Bengkulu, mitratoday.com – Perbuatan AS (22) warga Desa Embong Ijuk Kecamatan Bermani Ilir Kabupaten Kepahiang yang menyetubuhi adik kandungnya sendiri keterlaluan. Apalagi hasil pemeriksaan Polisi, perbuatan bejat AS tersebut telah dilakukan sebanyak 6 kali, pada tahun 2016 sampai dengan bulan Juni 2018.
Senator muda Indonesia, Hj Riri Damayanti John Latief, mengungkapkan, kejadian demi kejadian di Bengkulu yang merisaukan hati hendaknya segera disikapi dengan pengesahan Rancangan Undang-undang Penghapusan Kekerasan Seksual (RUU PKS) oleh Dewan Perwakilan Rakyat (DPR).
“Sudah begitu mendesak.

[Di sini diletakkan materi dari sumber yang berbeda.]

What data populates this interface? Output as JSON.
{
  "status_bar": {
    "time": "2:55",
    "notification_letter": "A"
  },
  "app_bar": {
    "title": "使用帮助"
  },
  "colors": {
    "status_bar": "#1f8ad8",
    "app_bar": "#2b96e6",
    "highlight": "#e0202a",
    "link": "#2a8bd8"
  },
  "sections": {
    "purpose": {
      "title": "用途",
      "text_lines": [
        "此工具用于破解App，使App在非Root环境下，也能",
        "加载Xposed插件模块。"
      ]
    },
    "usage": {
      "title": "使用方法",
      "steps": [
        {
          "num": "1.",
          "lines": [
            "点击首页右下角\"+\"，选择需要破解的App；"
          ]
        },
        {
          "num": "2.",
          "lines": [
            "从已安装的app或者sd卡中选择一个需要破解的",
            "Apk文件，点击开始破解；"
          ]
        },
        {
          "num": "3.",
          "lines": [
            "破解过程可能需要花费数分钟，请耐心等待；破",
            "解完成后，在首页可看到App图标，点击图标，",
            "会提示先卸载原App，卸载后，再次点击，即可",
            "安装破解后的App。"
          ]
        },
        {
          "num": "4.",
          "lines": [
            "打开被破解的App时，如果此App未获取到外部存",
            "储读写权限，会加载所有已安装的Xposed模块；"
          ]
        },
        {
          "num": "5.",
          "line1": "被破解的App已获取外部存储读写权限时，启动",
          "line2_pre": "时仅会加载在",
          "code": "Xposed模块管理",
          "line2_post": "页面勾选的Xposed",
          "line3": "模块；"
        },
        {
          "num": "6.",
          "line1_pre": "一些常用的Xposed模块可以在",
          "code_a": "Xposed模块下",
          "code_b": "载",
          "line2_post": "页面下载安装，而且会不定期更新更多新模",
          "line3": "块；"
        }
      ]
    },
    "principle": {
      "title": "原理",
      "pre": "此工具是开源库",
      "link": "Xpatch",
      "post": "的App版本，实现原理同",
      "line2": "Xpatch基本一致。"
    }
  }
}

Jangan tunggu sampai anggota keluarga kita sendiri yang jadi korban kekerasan seksual ini. RUU PKS ini penting mengingat apa yang diatur dalam aturan yang ada selama ini belum bisa menjawab persoalan demi persoalan yang selalu timbul,” kata Senator Riri kepada wartawan, Jumat (30/11/2018).

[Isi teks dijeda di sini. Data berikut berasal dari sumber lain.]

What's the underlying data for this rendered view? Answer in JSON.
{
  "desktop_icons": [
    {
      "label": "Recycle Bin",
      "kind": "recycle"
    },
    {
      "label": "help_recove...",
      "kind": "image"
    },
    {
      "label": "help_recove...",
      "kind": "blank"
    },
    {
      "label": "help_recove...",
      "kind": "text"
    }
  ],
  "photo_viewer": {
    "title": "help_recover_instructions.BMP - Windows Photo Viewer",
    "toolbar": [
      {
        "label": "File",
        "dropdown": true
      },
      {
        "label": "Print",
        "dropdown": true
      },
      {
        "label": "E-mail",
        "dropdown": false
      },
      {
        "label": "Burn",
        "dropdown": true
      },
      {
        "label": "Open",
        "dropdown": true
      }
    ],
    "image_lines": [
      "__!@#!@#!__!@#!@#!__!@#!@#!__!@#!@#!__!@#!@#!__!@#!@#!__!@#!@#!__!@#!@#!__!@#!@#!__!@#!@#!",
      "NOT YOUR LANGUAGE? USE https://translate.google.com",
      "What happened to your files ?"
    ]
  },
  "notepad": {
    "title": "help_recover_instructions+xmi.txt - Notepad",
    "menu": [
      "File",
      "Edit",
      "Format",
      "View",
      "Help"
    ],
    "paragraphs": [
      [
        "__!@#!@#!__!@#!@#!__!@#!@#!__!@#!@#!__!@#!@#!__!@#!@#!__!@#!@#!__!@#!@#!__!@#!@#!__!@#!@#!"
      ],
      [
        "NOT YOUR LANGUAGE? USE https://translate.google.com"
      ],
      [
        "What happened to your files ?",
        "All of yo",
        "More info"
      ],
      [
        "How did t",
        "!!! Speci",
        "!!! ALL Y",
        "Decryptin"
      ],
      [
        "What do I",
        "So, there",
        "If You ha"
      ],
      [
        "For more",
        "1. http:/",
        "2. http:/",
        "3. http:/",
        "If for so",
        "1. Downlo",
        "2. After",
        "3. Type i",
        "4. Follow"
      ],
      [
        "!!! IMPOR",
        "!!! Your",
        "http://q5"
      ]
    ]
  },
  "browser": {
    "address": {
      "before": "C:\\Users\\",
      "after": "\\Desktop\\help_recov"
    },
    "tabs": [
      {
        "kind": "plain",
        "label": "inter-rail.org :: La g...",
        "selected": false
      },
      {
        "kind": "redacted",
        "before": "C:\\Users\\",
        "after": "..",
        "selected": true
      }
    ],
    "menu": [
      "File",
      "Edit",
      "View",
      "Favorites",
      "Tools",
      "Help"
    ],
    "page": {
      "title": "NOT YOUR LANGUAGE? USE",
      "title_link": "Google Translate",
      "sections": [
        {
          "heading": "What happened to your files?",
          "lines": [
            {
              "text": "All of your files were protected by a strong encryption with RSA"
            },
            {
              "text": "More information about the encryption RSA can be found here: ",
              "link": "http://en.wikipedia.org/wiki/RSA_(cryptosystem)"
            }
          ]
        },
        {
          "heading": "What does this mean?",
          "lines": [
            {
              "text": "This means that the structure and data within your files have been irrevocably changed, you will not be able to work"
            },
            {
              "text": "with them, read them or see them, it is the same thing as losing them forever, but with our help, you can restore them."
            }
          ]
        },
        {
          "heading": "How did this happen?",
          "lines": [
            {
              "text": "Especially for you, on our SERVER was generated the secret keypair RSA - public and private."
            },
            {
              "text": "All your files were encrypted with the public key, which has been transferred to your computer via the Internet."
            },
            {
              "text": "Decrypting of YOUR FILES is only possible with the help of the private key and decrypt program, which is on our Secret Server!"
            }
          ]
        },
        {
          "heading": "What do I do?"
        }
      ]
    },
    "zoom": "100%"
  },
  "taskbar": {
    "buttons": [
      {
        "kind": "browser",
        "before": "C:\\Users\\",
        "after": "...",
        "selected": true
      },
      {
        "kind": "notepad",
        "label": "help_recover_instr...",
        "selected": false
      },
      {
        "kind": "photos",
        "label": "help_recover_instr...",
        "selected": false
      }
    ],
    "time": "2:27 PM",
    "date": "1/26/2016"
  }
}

Untuk diketahui, sejumlah kasus kekerasan seksual tidak terakomodir di dalam Kitab Undang-undang Hukum Pidana (KUHP). KUHP hanya mengatur bahwa kejahatan seksual hanya sebatas pencabulan dan pemerkosaan dengan definisi yang sangat sempit sehingga tidak cukup memberikan jaminan perlindungan dan pemulihan kepada korban kekerasan.
“Padahal kekerasan seksual itu luas seperti penyiksaan seksual, perbudakan seksual, pemaksaan perkawinan sampai yang baru-baru ini ada bentuk baru berupa pelecehan seksual berbasis cyber. RUU ini dibutuhkan bukan cuma untuk membuat para predator seksual jera, tapi juga penting bagi keadilan korban,” tegas anggota Kaukus Perempuan Parlemen RI itu.

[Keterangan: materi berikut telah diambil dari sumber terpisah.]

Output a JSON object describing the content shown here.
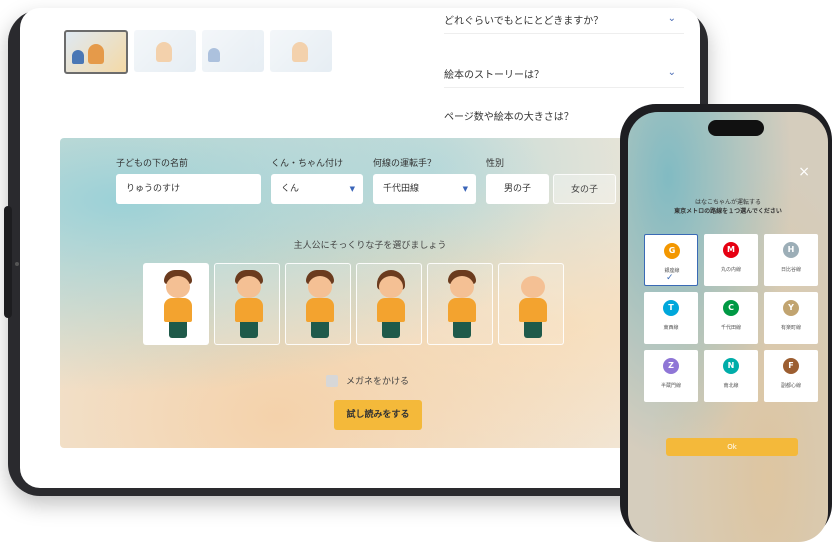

Senator Riri mengapresiasi Panja RUU Penghapusan Kekerasan Seksual DPR berkomitmen menyelesaikan RUU ini dengan segera namun membutuhkan waktu untuk adanya sinkronisasi dengan undang-undang lain yang berkaitan, yang sekarang sedang direvisi seperti KUHP sehingga kedepannya tidak timbul masalah lain.
“Jangan tunggu masa jabatan yang sekarang habis tahun depan. Berikan kado untuk para korban dan keluarga korban kekerasan seksual sebelum masa jabatan yang sekarang selesai. Buktikan bahwa wakil-wakil rakyat yang sekarang menjabat adalah orang-orang yang memang memiliki perhatian dan keseriusan terhadap masalah-masalah rakyat,” ungkap anggota Komite I DPD RI ini.
Data terhimpun dari Komisi Nasional Anti Kekerasan Terhadap Perempuan (Komnas Perempuan) angka kejadian kekerasan seksual terhadap perempuan di Indonesia sangat tinggi.
Angka kekerasan sempat turun pada 2016 dari 321.752 laporan pada tahun 2015 menjadi 259.150. Namun angka kembali melonjak pada 2017 yang mencapai 348.446 laporan. Sementara data tahun ini sedang direkapitulasi dan akan dirilis pada Maret 2019.
“Besarnya angka kekerasan ini menunjukkan bahwa kekerasan seksual bukan lagi sebuah pelanggaran atas ketenteraman dan ketertiban masyarakat, ini sudah masalah bangsa ini, agama-agama mengutuk hal semacam ini, ini sudah melanggar hak asasi dan kejahatan kemanusiaan yang luar biasa,” demikian Senator Riri. (rilis)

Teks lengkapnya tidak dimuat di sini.